2015 Recommendations – New
After ROSC, we recommend that parenteral fluids and/or inotropes or vasoactive drugs be used to maintain a systolic blood pressure greater than fifth percentile for age (Class I, LOE C-LD). When appropriate resources are available, continuous arterial pressure monitoring is recommended to identify and treat hypotension (Class I, LOE C-EO).
- de Caen AR, et al. Part 12: Pediatric Advanced Life Support: 2015 American Heart Association Guidelines Update for Cardiopulmonary Resuscitation and Emergency Cardiovascular Care. Circulation. 2015;132(18 Suppl 2):S526-42.
- Jones, P et al. Atropine for critical care intubation in a cohort of 264 children and reduced mortality unrelated to effects on bradycardia. PLoS One. 2013;8(2):e57478.
- Jones P, et al. The effect of atropine on rhythm and conduction disturbances during 322 critical care intubations. Pediatr Crit Care Med. 2013;14(6):e289-97.
- Enright K, et al. Primary cardiac arrest following sport or exertion in children presenting to an emergency department: chest compressions and early defibrillation can save lives, but is intravenous epinephrine always appropriate? Pediatr Emerg Care. 2012;28(4):336-9.
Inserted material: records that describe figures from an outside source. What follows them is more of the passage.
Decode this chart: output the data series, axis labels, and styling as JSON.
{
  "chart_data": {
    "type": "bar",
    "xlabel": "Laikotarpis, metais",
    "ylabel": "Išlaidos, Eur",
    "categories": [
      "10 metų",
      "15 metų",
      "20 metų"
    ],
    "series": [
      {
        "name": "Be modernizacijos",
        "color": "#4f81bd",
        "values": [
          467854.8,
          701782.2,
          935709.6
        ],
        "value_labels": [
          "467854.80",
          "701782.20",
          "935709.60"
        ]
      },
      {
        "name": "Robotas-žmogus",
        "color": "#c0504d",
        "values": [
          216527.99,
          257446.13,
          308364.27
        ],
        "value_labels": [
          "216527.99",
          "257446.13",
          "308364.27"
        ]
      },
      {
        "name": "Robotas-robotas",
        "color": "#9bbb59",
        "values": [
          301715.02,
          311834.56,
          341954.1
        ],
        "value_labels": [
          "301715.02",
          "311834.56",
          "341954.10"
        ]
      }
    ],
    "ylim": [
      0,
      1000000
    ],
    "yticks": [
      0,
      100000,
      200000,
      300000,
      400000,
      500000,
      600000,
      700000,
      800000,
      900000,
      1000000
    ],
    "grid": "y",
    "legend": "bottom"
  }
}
- Jacobs IG, et al. Effect of adrenaline on survival in out-of-hospital cardiac arrest: a randomized double-blind placebo-controlled trial. Resuscitation. 2011;82:1138-1143.
- Andersen LW, et al. Time to Epinephrine and Survival After Pediatric In-Hospital Cardiac Arrest. JAMA. 2015;314(8):802-10.
- Valdes SO, et al. Outcomes associated with amiodarone and lidocaine in the treatment of in-hospital pediatric cardiac arrest with pulseless ventricular tachycardia or ventricular fibrillation. Resuscitation. 2014;85(3):381-6.
- Topijan AA, et al. Early postresuscitation hypotension is associated with increased mortality following pediatric cardiac arrest. Crit Care Med. 2014;42(6):1518-23.
- Lin YR, et al. Post-resuscitative clinical features in the first hour after achieving sustained ROSC predict the duration of survival in children with non-traumatic out-of-hospital cardiac arrest. Resuscitation. 2010;81(4):410-7.
- Lin YR, et al. Predictors of survival and neurologic outcomes in children with traumatic out-of-hospital cardiac arrest during the early postresuscitative period. J Trauma Acute Care Surg. 2013;75(3):439-47.